Fin dalla sua nascita nell’Atene del V secolo l’idea di democrazia ha dovuto fare i conti con la critica che la vedeva come una oligarchia mascherata, un modo dei potenti di contendersi il favore del popolo disinteressandosi dei programmi. Il costituzionalista Zagrebelsky ci racconta di come già nell’Atene di quell’epoca Pericle e Cimone, nel contendersi i favori del popolo, offrissero soldi e cariche pubbliche ai cittadini. Erano coscienti di questo pericolo, facendo un grande salto cronologico, anche i padri fondatori degli Stati Uniti d’America. In particolare il quarto presidente, James Madison, nel decimo saggio del Federalista metteva in guardia il popolo dall’influenza nociva che le fazioni, gruppi di persone mosse da un interesse privato, potevano avere nel processo democratico. Sulla stessa scia, per citare un autore italiano, Gaetano Mosca nel 1884 scrive Teorica dei governi e governo parlamentare, notando come il governo del parlamento non agisse per il bene del popolo ma seguisse gli interessi delle lobby. Ai giorni nostri tale critica è diventata un campo di ricerca chiamato, tra gli esperti del settore, approccio realista alla democrazia. In effetti, da cittadini, spesso abbiamo l’impressione che nella società dello spettacolo il momento delle elezioni sia diventato una battaglia mediatica per il voto, più che un confronto argomentativo tra programmi diversi. Ma la situazione non è così tragica. L’approccio realista tralascia alcuni contenuti significativi della democrazia, in particolare le possibilità della democrazia ‘dal basso’. Tale approccio alla democrazia considera le possibilità reali delle idee degli individui di potere intervenire nel dibattito e nei meccanismi politici. Per difendere questo approccio tuttavia, non produrrò una argomentazione tradizionale bensì vi mostrerò un esempio di come, ai nostri giorni, essa sia qualcosa in più che un’idea.
Il fatto al quale mi riferisco riguarda il mondo dell’università italiana. Cercando di riassumere senza perdere i punti principali, si può dire che, in seguito a dei cambiamenti introdotti dal governo come il ‘Decreto autovalutazione, accreditamento iniziale e periodico delle sedi e dei corsi di studio e valutazione periodica’ (Decreto Ava), il sistema universitario è stato gravato dall’aggiunta di infinite norme e procedure sempre più complesse. Ciò, insieme ad altre questioni, ha provocato la reazione di alcuni professori dell’università di Roma Tor Vergata. Essi, con un appello intitolato “Ora Basta!”, hanno proposto un ripensamento della generale ipertrofia burocratica portata dai recenti cambiamenti, in particolare la semplificazione del decreto Ava. All’appello, a cui hanno fatto seguito numerosi articoli e proposte, hanno aderito oltre al consiglio del corso di laurea triennale in filosofia di Roma Tor Vergata, i presidenti di corsi di studi di numerosi atenei (Parma, Padova, Pavia, Siena ecc…). Inoltre, la Conferenza delle Facoltà e Scuole di Medicina e Chirurgia e quaranta accademici dei Lincei. Il CUN (Consiglio Universitario Nazionale) e la Crui (Conferenza dei Rettori delle Università italiane), si sono espressi per semplificare AVA. C’è stata poi un’interrogazione parlamentare su AVA a firma Nicoletti, Galli, Ghizzoni e la cosa ha destato l’attenzione e l’interesse dell’attuale ministro dell’istruzione Giannini. Insomma, per non dilungarci troppo, questa iniziativa ‘dal basso’ ha conquistato l’attenzione delle istituzioni.

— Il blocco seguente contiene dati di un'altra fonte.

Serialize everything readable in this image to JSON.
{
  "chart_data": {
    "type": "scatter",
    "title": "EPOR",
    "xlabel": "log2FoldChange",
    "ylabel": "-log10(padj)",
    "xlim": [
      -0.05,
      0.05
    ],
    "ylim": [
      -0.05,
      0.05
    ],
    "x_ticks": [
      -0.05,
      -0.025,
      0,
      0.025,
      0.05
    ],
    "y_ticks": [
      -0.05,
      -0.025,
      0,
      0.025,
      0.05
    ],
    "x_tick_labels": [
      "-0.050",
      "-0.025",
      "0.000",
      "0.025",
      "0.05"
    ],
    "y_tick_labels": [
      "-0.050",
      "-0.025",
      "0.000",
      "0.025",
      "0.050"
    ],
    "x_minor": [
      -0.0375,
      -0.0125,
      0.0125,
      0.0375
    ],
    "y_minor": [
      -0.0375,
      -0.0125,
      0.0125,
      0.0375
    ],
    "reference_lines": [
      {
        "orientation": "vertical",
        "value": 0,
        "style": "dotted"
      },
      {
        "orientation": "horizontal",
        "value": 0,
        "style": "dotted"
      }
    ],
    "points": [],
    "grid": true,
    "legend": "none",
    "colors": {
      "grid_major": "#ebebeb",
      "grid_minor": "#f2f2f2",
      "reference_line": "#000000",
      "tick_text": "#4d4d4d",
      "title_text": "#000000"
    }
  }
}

A questo punto potrebbe essere mossa un’obiezione: l’appello “Ora Basta!” non rappresenta un esempio valido di democrazia ‘dal basso’, perché il tutto parte da professori universitari che ricoprono già un ruolo rilevante nella questione. Benché non priva di fondamento, non ritengo che questa obiezione invalidi il mio esempio. In primo luogo, i soggetti protagonisti di questa iniziativa hanno chiesto il contributo e l’attenzione di chiunque volesse contribuire (non solo agenti ‘istituzionali’ ma anche studenti, persone esterne). In secondo luogo, il mio obiettivo di mostrare come la democrazia, intesa come ‘processo democratico’, possa svilupparsi concretamente è avallato dalle numerose adesioni a questo appello. Esse sono un segnale molto forte di come dalle idee possa nascere un forte coinvolgimento e di come, da questo coinvolgimento, possa iniziare un cambiamento reale. In terzo luogo, l’uso di canali non solo ‘istituzionali’ come ad esempio i siti internet, da molti ritenuti il futuro della democrazia partecipativa, sottolineano il carattere popolare (non mi si fraintenda su questo aggettivo) di questo appello.
Questo articolo, come spero sia emerso, non vuole in alcun modo produrre un giudizio in merito alla questione riportata. Il contenuto dell’appello è importante e merita di essere approfondito, a prescindere dal giudizio che se ne trarrà in conclusione. Ma ancora più significativo sarà il suo futuro, la sua capacità di influenzare un cambiamento reale, in un verso o nell’altro. In tal caso, i fautori di un approccio ‘realista’ alla democrazia avranno un esempio in più con il quale fare i conti.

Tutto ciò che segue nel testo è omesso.